И гуще замешивал опару хозяйства, пускал животворный корень в неподатливую целину. Хотелось ему не только скотину водить и хлеборобить, думалось заводик бы какой наладить - свечной или мыльный, власть вроде не против. Мыслями о заводике утешался в разлуке с возлюбленной.
Родившегося в двадцать третьем году у Марии сына покрестили Дмитрием - в честь князя Дмитрия Донского назвал священник. Крестным отцом вызвался быть Михей. К купели он, понятно, не подходил, но подарок на зубок сделал. Ульяна не рожала, а Михей без памяти любил детей и завидовал брату.
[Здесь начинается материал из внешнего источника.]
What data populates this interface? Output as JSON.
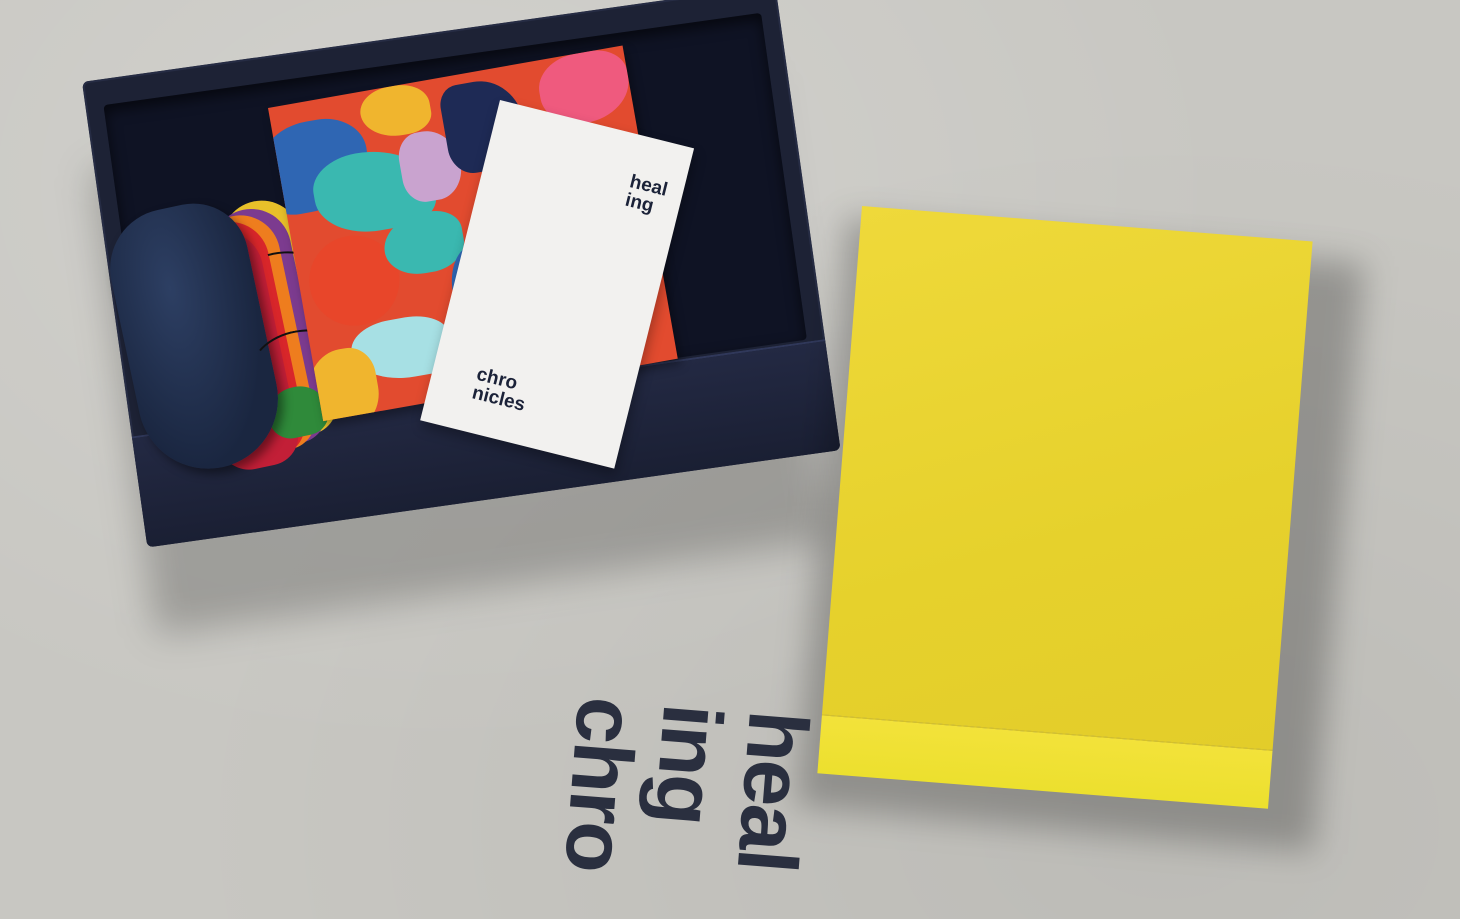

У брата плодилась и скотина. Ожеребилась кобыла Машка. Грунька, свинья, принесла поросят. В банкетном зале птичий базар - вылупливались гусята, утята, индюшата. За всем смотрела мать Прасковья Харитоновна, не отставая в работе от сына и работников. Она работала со старческим рвением, как бы упрекая молодых за ленцу и отдых. "Дом не велик, а сидеть не велит", - говаривала она. Спешила сделать все и ничего не истратить в этой жизни. По двадцать лет не изнашивались ее юбки. Даже в церковь норовила пойти "абы в чем", скупость одолевала, юбки замыслила сохранить для внучки Тони - моды тогда не понимали. На гостинцы внукам она не скупилась, зазывала к себе, кормила. Фоля, невестка, встретила свекровь и поругала за нищенскую одежонку, дала Прасковье Харитоновне юбку в серую клетку. Сама Фоля ходила чисто, медоволосая, тонконосая, с божьими глазами. Подаренную юбку Прасковья тоже положила в сундук, пересыпав табаком от моли. В новом доме Прасковья жить не захотела - "мужиками воняет!" - и осталась в старой хате. Сын был против - две печки топить!
Фоля у Прасковьи как родная дочь. Обе они крепились, горе не показывали, ждали Спиридона. Но не в двадцать первом, не в двадцать втором, а только в двадцать третьем году прослыхали они, что сын их и муж отбывает наказание в городе Москве. И тогда шестидесятилетняя Прасковья приказала себе: жить - ведь когда-нибудь Спиридона отпустят. С Ульяной Прасковья тоже ладила, но как-то с холодком, не близко. Вот уж с кем близко, так это с Марией. Мать часто напоминала Глебу о голубиной душе Марии, заставляла его пойти на поклон, уговорить Синенкиных отдать Марию. Сын и сам хотел того, но гордость не позволяла, и он кричал на мать.